[amtap book:isbn=0425178609]
They only come out at night
Cloth tearing, she spread-eagled her arms and legs, tautening the leathery folds of swelling batwings. The wings were part of arms, growing out of the shoulders, attached to the long thinning skeletal arms and legs with scalloped leathery black bat membranes.
Batwings beat the air frantically, trying to stop or at least slow the fall.
Among the Undead, only the most powerful vampires can muster the occult force needed for shapeshifting, to become a giant bat, a wolf, or mist that can drift through solid walls.
Such a queen vampire was Marya Zaleska.
Countess Marya Zaleska, Dracula’s Daughter.
The Universal Monsters: Dracula, Frankenstein’s Monster, the Wolfman, Dracula’s Daughter. All returning, just as they returned in so many Universal horror movies, this time in fictional form.
The focus of this story is Dracula’s Daughter, Countess Zaleska, who plots to use the powers of the werewolf to aid in her quest for power. But not just any werewolf, not even the cursed lLarry Talbot, but instead the descendant of the infamous Werewolf of London, who was bitten by a werewolf in Tibet and who passed the curse on to his descendants. With his unwitting or unwilling help, she plans to revive the Bride of Frankenstein as her servant, the new Eve of a superhuman subject race.
Marya said, “They will obey for the same reason that the downtrodden human masses allow themselves to slave for those who rule over them. Why do the many not revolt against the tyranny o the few? Because they’ve been trained not to do so, manipulated, mind-controlled, and so programmed from birth to death that the very idea of revolt to them is unthinkable.
“The same shall be done to the Bride and her human progeny. With hypnotic mind control and all the arts and sciences of governence and control, they will be imprinted to love their masters, and to obey us a godlike lords of creation.”
But that’s not all that’s happening: Count Dracula, posing as Baron Latos in a small Carribean island country, has tried to take control of Frankenstein’s Monster through the art of Voodoo, albeit most unsuccessfully: the conflict has buried them both deep within an ancient fortress, but mortal men are commanded by the Countess to recover them both and return them to her, that she eliminate them both, the greatest threats to her power, and assume true power in her own right.
But other forces are at play, other interests at work.
Commentary: Of course, as a vampire, and not only the daughter of a powerful vampire but powerful herself, Countess Zaleska possesses a considerable mesmeric power.
Marya didn’t use much makeup. When she was charged up at her full vampiric power, she needed no cosmetic enhancement, possessing the vampire’s seductive glamour. When she was not at her best, as for example when going too long between feedings, she relied on her powers of hypnotic fascination to beguile and deceive the eyes of the mortals who surrounded her.
There is one scene where she uses that power explicitly:
Marya spoke her name, a whisper, more felt than heard. A velvet stroke.
“Denise.”
The girl looked away.
Marya spoke her name, again. Some of those workers nearby looked up, suddenly. They’d felt some of the residual effects of Marya’s compelling power.

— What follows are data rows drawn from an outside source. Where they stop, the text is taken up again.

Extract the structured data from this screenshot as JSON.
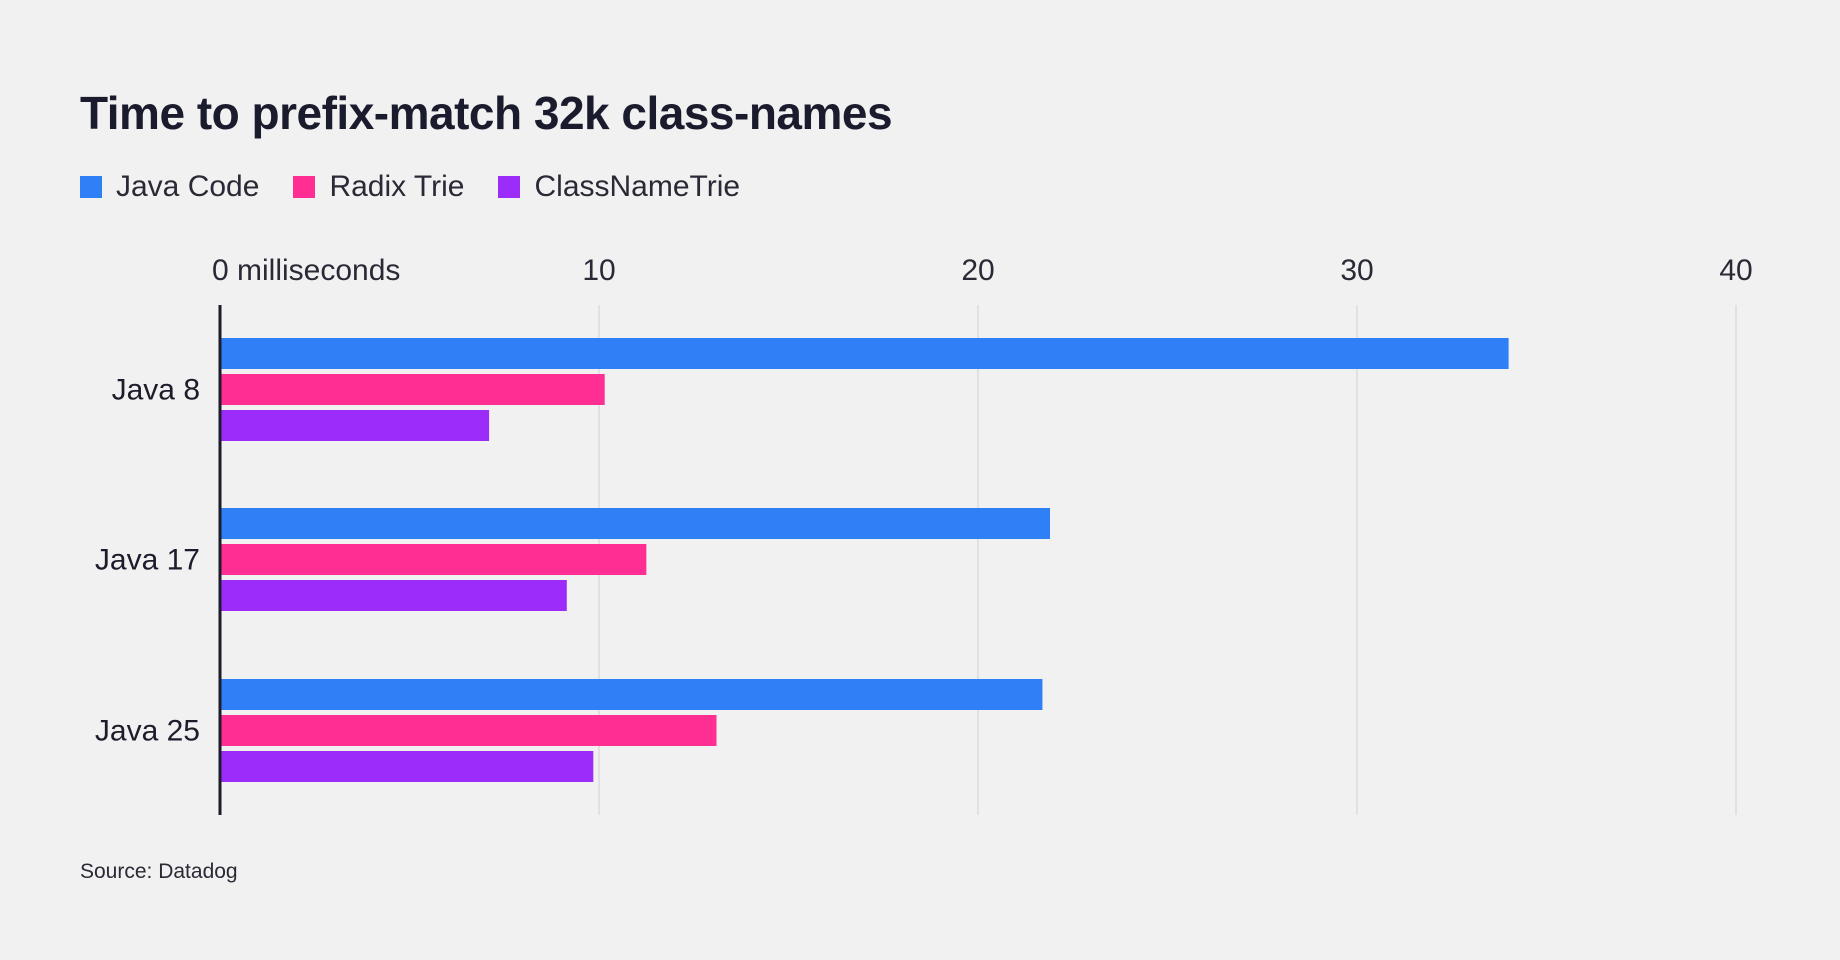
{
  "chart_data": {
    "type": "bar",
    "orientation": "horizontal",
    "title": "Time to prefix-match 32k class-names",
    "categories": [
      "Java 8",
      "Java 17",
      "Java 25"
    ],
    "series": [
      {
        "name": "Java Code",
        "color": "#2f7ff7",
        "values": [
          34.0,
          21.9,
          21.7
        ]
      },
      {
        "name": "Radix Trie",
        "color": "#ff2e93",
        "values": [
          10.15,
          11.25,
          13.1
        ]
      },
      {
        "name": "ClassNameTrie",
        "color": "#9b2cf9",
        "values": [
          7.1,
          9.15,
          9.85
        ]
      }
    ],
    "xlim": [
      0,
      40
    ],
    "ticks": [
      0,
      10,
      20,
      30,
      40
    ],
    "tick_labels": [
      "0 milliseconds",
      "10",
      "20",
      "30",
      "40"
    ],
    "xlabel": "",
    "ylabel": "",
    "grid": true,
    "legend_position": "top-left",
    "source": "Source: Datadog"
  }
}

Even though the message wasn’t for them, they still picked up enough of it to feels its passage. One of them shuddered.
Lambert heard the whisper, too. He watched, fascinated, avidly staring at Marya’s ripe subtly smiling mouth. He was looking for fangs, but he didn’t see any; they were too well hidden by her lips.
“Denise!!”
The call fell on the girls’ brain with a soft, stunning effect, a velvet-wrapped iron bar. Denise stiffened. Marya made a slight gesture, seemingly without meaning. It was a hypnotic hand pass.
Denise’s eyes closed, lids stretched tautly across bulging orbs, body rigid, her full-breasted chest rising and falling with deep, heavy breathing. But at least she had stopped struggling.
Looking up, Marya saw Lambert watching her. In her eyes were twin red points, and in the instant that she met his gaze, he felt their impact, an electric spark, a shock, racing across his suddenly tautened nerves, causing his heart to skip a beat. He couldn’t breathe, until she broke eye contact. Then he colored, looking away. There were better reasons than mere subservience for not meeting the gaze of one’s patron, especially when that patron was Marya Zaleska.
Recommendation: Definitely recommended for any fans of the old Universal Horror movies and monsters.